An Empirical Framework for Domain Generalization In Clinical Settings
Haoran Zhang (University of Toronto , Vector Institute) , Natalie Dullerud (University of Toronto, Vector Institute) , Laleh Seyyed-Kalantari (University of Toronto) , Quaid Morris (Memorial Sloan Kettering Cancer Center) , Shalmali Joshi (Harvard University) , Marzyeh Ghassemi (University of Toronto , Vector Institute for Artificial Intelligence)

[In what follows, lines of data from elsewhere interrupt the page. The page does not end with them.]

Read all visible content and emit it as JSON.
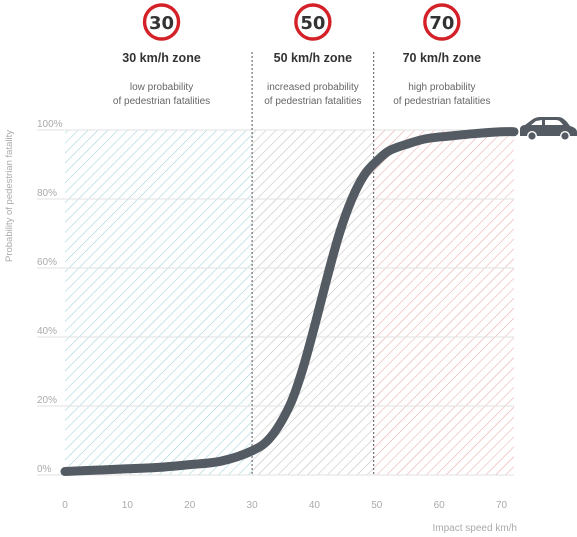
{
  "chart_data": {
    "type": "line",
    "xlabel": "Impact speed km/h",
    "ylabel": "Probability of pedestrian fatality",
    "xlim": [
      0,
      72
    ],
    "ylim": [
      0,
      100
    ],
    "x_ticks": [
      "0",
      "10",
      "20",
      "30",
      "40",
      "50",
      "60",
      "70"
    ],
    "y_ticks": [
      "0%",
      "20%",
      "40%",
      "60%",
      "80%",
      "100%"
    ],
    "grid": true,
    "series": [
      {
        "x": [
          0,
          5,
          10,
          15,
          20,
          25,
          30,
          33,
          36,
          38,
          40,
          42,
          44,
          46,
          48,
          50,
          52,
          55,
          58,
          62,
          66,
          70,
          72
        ],
        "y": [
          1,
          1.4,
          1.8,
          2.2,
          3,
          4,
          7,
          11,
          20,
          30,
          43,
          57,
          70,
          80,
          87,
          91,
          94,
          96,
          97.5,
          98.3,
          99,
          99.5,
          99.5
        ],
        "color": "#545b62"
      }
    ],
    "zones": [
      {
        "from": 0,
        "to": 30,
        "speed": "30",
        "title": "30 km/h zone",
        "desc": [
          "low probability",
          "of pedestrian fatalities"
        ],
        "color": "#8ec9d3"
      },
      {
        "from": 30,
        "to": 49.5,
        "speed": "50",
        "title": "50 km/h zone",
        "desc": [
          "increased probability",
          "of pedestrian fatalities"
        ],
        "color": "#b5b5b5"
      },
      {
        "from": 49.5,
        "to": 72,
        "speed": "70",
        "title": "70 km/h zone",
        "desc": [
          "high probability",
          "of pedestrian fatalities"
        ],
        "color": "#e79a9a"
      }
    ]
  },
  "colors": {
    "sign_ring": "#d42027",
    "curve": "#545b62",
    "car": "#545b62",
    "zone_divider": "#555555"
  },
  "icons": [
    "speed-limit-sign-icon",
    "car-icon"
  ]
}
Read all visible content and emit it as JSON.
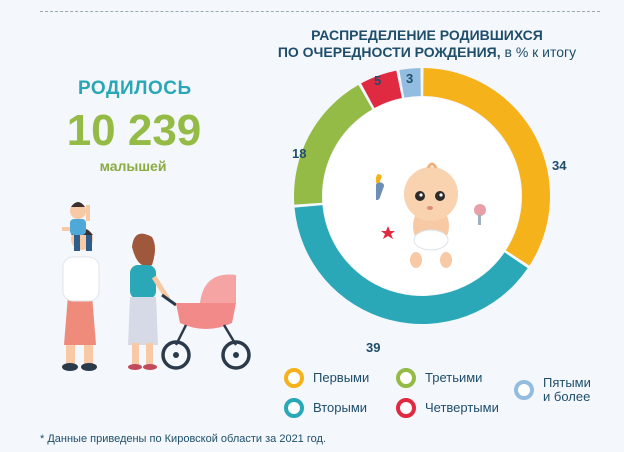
{
  "header": {
    "born_label": "РОДИЛОСЬ",
    "born_number": "10 239",
    "born_sub": "малышей"
  },
  "chart_data": {
    "type": "pie",
    "title_line1": "РАСПРЕДЕЛЕНИЕ РОДИВШИХСЯ",
    "title_line2": "ПО ОЧЕРЕДНОСТИ РОЖДЕНИЯ,",
    "title_unit": " в % к итогу",
    "categories": [
      "Первыми",
      "Вторыми",
      "Третьими",
      "Четвертыми",
      "Пятыми и более"
    ],
    "values": [
      34,
      39,
      18,
      5,
      3
    ],
    "colors": [
      "#f5b21a",
      "#2aa8b7",
      "#93bb46",
      "#e02a41",
      "#93bde0"
    ],
    "legend": {
      "first": "Первыми",
      "second": "Вторыми",
      "third": "Третьими",
      "fourth": "Четвертыми",
      "fifth_line1": "Пятыми",
      "fifth_line2": "и более"
    }
  },
  "footnote": "* Данные приведены  по Кировской области  за  2021 год."
}
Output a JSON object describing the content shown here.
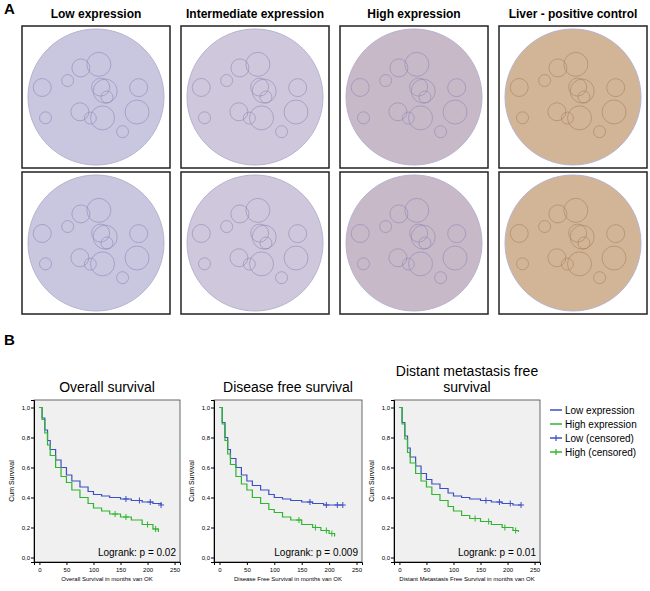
{
  "panel_a": {
    "label": "A",
    "columns": [
      "Low expression",
      "Intermediate expression",
      "High expression",
      "Liver - positive control"
    ]
  },
  "panel_b": {
    "label": "B"
  },
  "chart_data": [
    {
      "type": "line",
      "title": "Overall survival",
      "x_label": "Overall Survival in months van OK",
      "y_label": "Cum Survival",
      "annotation": "Logrank: p = 0.02",
      "xlim": [
        -10,
        260
      ],
      "xticks": [
        0,
        50,
        100,
        150,
        200,
        250
      ],
      "ylim": [
        -0.03,
        1.05
      ],
      "yticks": [
        {
          "value": 0,
          "label": "0,0"
        },
        {
          "value": 0.2,
          "label": "0,2"
        },
        {
          "value": 0.4,
          "label": "0,4"
        },
        {
          "value": 0.6,
          "label": "0,6"
        },
        {
          "value": 0.8,
          "label": "0,8"
        },
        {
          "value": 1,
          "label": "1,0"
        }
      ],
      "series": [
        {
          "color": "#3d4fc4",
          "line_style": "step",
          "x": [
            0,
            5,
            10,
            15,
            20,
            30,
            40,
            50,
            60,
            75,
            90,
            100,
            115,
            130,
            150,
            170,
            190,
            210,
            225
          ],
          "values": [
            1,
            0.93,
            0.85,
            0.78,
            0.72,
            0.65,
            0.6,
            0.55,
            0.51,
            0.47,
            0.44,
            0.42,
            0.41,
            0.4,
            0.39,
            0.38,
            0.37,
            0.36,
            0.35
          ]
        },
        {
          "color": "#2fb52f",
          "line_style": "step",
          "x": [
            0,
            5,
            10,
            15,
            20,
            30,
            40,
            50,
            60,
            75,
            90,
            100,
            115,
            130,
            150,
            170,
            190,
            210,
            220
          ],
          "values": [
            1,
            0.92,
            0.83,
            0.75,
            0.68,
            0.6,
            0.54,
            0.5,
            0.45,
            0.4,
            0.36,
            0.33,
            0.31,
            0.29,
            0.27,
            0.25,
            0.22,
            0.19,
            0.17
          ]
        },
        {
          "type": "scatter",
          "marker": "plus",
          "color": "#3d4fc4",
          "x": [
            160,
            185,
            205,
            225
          ],
          "values": [
            0.39,
            0.38,
            0.37,
            0.35
          ]
        },
        {
          "type": "scatter",
          "marker": "plus",
          "color": "#2fb52f",
          "x": [
            140,
            160,
            200,
            215
          ],
          "values": [
            0.29,
            0.27,
            0.22,
            0.19
          ]
        }
      ]
    },
    {
      "type": "line",
      "title": "Disease free survival",
      "x_label": "Disease Free Survival in months van OK",
      "y_label": "Cum Survival",
      "annotation": "Logrank: p = 0.009",
      "xlim": [
        -10,
        260
      ],
      "xticks": [
        0,
        50,
        100,
        150,
        200,
        250
      ],
      "ylim": [
        -0.03,
        1.05
      ],
      "yticks": [
        {
          "value": 0,
          "label": "0,0"
        },
        {
          "value": 0.2,
          "label": "0,2"
        },
        {
          "value": 0.4,
          "label": "0,4"
        },
        {
          "value": 0.6,
          "label": "0,6"
        },
        {
          "value": 0.8,
          "label": "0,8"
        },
        {
          "value": 1,
          "label": "1,0"
        }
      ],
      "series": [
        {
          "color": "#3d4fc4",
          "line_style": "step",
          "x": [
            0,
            5,
            10,
            15,
            20,
            30,
            40,
            50,
            60,
            75,
            90,
            100,
            115,
            130,
            150,
            170,
            190,
            210,
            225
          ],
          "values": [
            1,
            0.9,
            0.8,
            0.72,
            0.66,
            0.6,
            0.55,
            0.51,
            0.48,
            0.45,
            0.42,
            0.4,
            0.39,
            0.38,
            0.37,
            0.36,
            0.35,
            0.35,
            0.35
          ]
        },
        {
          "color": "#2fb52f",
          "line_style": "step",
          "x": [
            0,
            5,
            10,
            15,
            20,
            30,
            40,
            50,
            60,
            75,
            90,
            100,
            115,
            130,
            150,
            170,
            185,
            200,
            210
          ],
          "values": [
            1,
            0.89,
            0.78,
            0.69,
            0.62,
            0.54,
            0.49,
            0.45,
            0.4,
            0.36,
            0.32,
            0.3,
            0.27,
            0.25,
            0.22,
            0.2,
            0.18,
            0.16,
            0.14
          ]
        },
        {
          "type": "scatter",
          "marker": "plus",
          "color": "#3d4fc4",
          "x": [
            165,
            195,
            215,
            225
          ],
          "values": [
            0.37,
            0.35,
            0.35,
            0.35
          ]
        },
        {
          "type": "scatter",
          "marker": "plus",
          "color": "#2fb52f",
          "x": [
            145,
            175,
            195,
            205
          ],
          "values": [
            0.25,
            0.2,
            0.18,
            0.16
          ]
        }
      ]
    },
    {
      "type": "line",
      "title": "Distant metastasis free survival",
      "x_label": "Distant Metastasis Free Survival in months van OK",
      "y_label": "Cum Survival",
      "annotation": "Logrank: p = 0.01",
      "legend": "right",
      "xlim": [
        -10,
        260
      ],
      "xticks": [
        0,
        50,
        100,
        150,
        200,
        250
      ],
      "ylim": [
        -0.03,
        1.05
      ],
      "yticks": [
        {
          "value": 0,
          "label": "0,0"
        },
        {
          "value": 0.2,
          "label": "0,2"
        },
        {
          "value": 0.4,
          "label": "0,4"
        },
        {
          "value": 0.6,
          "label": "0,6"
        },
        {
          "value": 0.8,
          "label": "0,8"
        },
        {
          "value": 1,
          "label": "1,0"
        }
      ],
      "series": [
        {
          "name": "Low expression",
          "color": "#3d4fc4",
          "line_style": "step",
          "x": [
            0,
            5,
            10,
            15,
            20,
            30,
            40,
            50,
            60,
            75,
            90,
            100,
            115,
            130,
            150,
            170,
            190,
            210,
            225
          ],
          "values": [
            1,
            0.9,
            0.81,
            0.73,
            0.67,
            0.61,
            0.56,
            0.52,
            0.49,
            0.46,
            0.43,
            0.41,
            0.4,
            0.39,
            0.38,
            0.37,
            0.36,
            0.35,
            0.35
          ]
        },
        {
          "name": "High expression",
          "color": "#2fb52f",
          "line_style": "step",
          "x": [
            0,
            5,
            10,
            15,
            20,
            30,
            40,
            50,
            60,
            75,
            90,
            100,
            115,
            130,
            150,
            170,
            190,
            210,
            220
          ],
          "values": [
            1,
            0.89,
            0.79,
            0.7,
            0.63,
            0.56,
            0.51,
            0.47,
            0.42,
            0.38,
            0.34,
            0.31,
            0.28,
            0.26,
            0.24,
            0.22,
            0.2,
            0.18,
            0.17
          ]
        },
        {
          "name": "Low (censored)",
          "type": "scatter",
          "marker": "plus",
          "color": "#3d4fc4",
          "x": [
            160,
            185,
            205,
            225
          ],
          "values": [
            0.38,
            0.37,
            0.36,
            0.35
          ]
        },
        {
          "name": "High (censored)",
          "type": "scatter",
          "marker": "plus",
          "color": "#2fb52f",
          "x": [
            140,
            165,
            195,
            215
          ],
          "values": [
            0.26,
            0.24,
            0.2,
            0.18
          ]
        }
      ]
    }
  ]
}
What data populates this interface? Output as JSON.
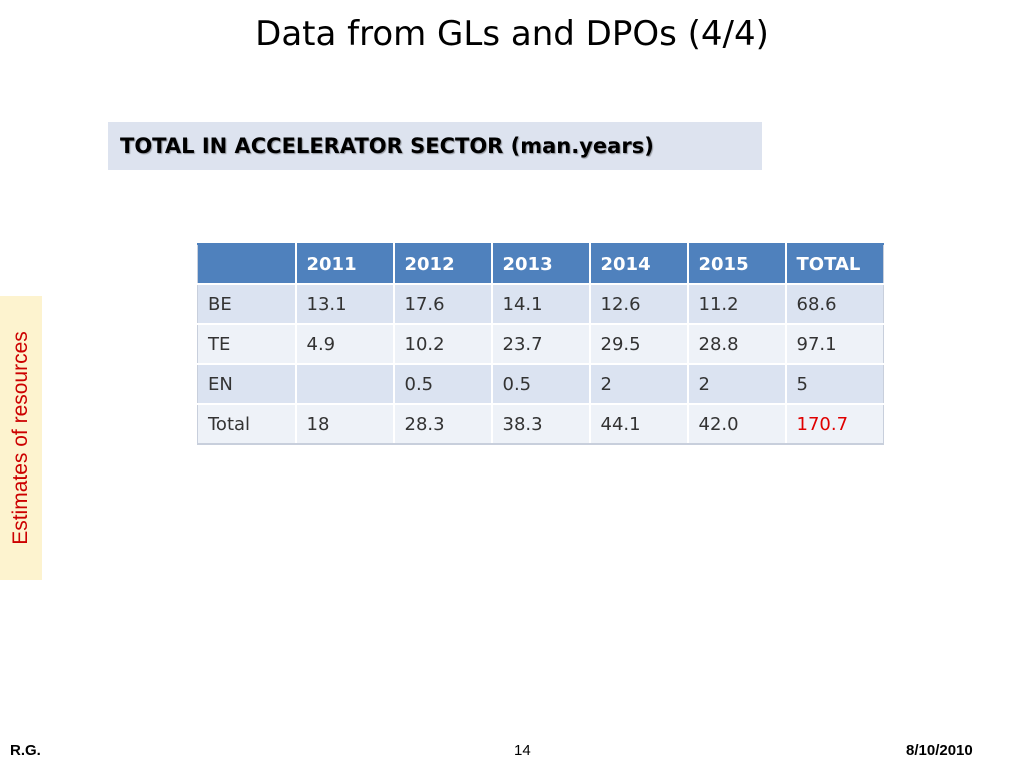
{
  "slide": {
    "title": "Data from GLs and DPOs (4/4)",
    "subtitle": "TOTAL IN ACCELERATOR SECTOR (man.years)",
    "side_label": "Estimates of resources"
  },
  "table": {
    "headers": [
      "",
      "2011",
      "2012",
      "2013",
      "2014",
      "2015",
      "TOTAL"
    ],
    "rows": [
      [
        "BE",
        "13.1",
        "17.6",
        "14.1",
        "12.6",
        "11.2",
        "68.6"
      ],
      [
        "TE",
        "4.9",
        "10.2",
        "23.7",
        "29.5",
        "28.8",
        "97.1"
      ],
      [
        "EN",
        "",
        "0.5",
        "0.5",
        "2",
        "2",
        "5"
      ],
      [
        "Total",
        "18",
        "28.3",
        "38.3",
        "44.1",
        "42.0",
        "170.7"
      ]
    ],
    "highlight_color": "#e00000"
  },
  "footer": {
    "author": "R.G.",
    "page_number": "14",
    "date": "8/10/2010"
  }
}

Abstract: Clinical machine learning models have been found to significantly degrade in performance on hospitals or regions not seen during training. Recent developments in domain generalization offer a promising solution to this problem, by creating models that learn invariances which hold across environments. In this work, we benchmark the performance of eight domain generalization methods on clinical time series and medical imaging data. We introduce a framework to induce practical confounding and sampling bias to stress-test these methods over existing non-healthcare benchmarks. We find, consistent with prior work, that current domain generalization methods do not achieve significant gains in out-of-distribution performance over empirical risk minimization on real-world medical imaging data. However, we do find a subset of realistic confounding scenarios where significant performance gains are observed. We characterize these scenarios in detail, and recommend best practices for domain generalization in the clinical setting.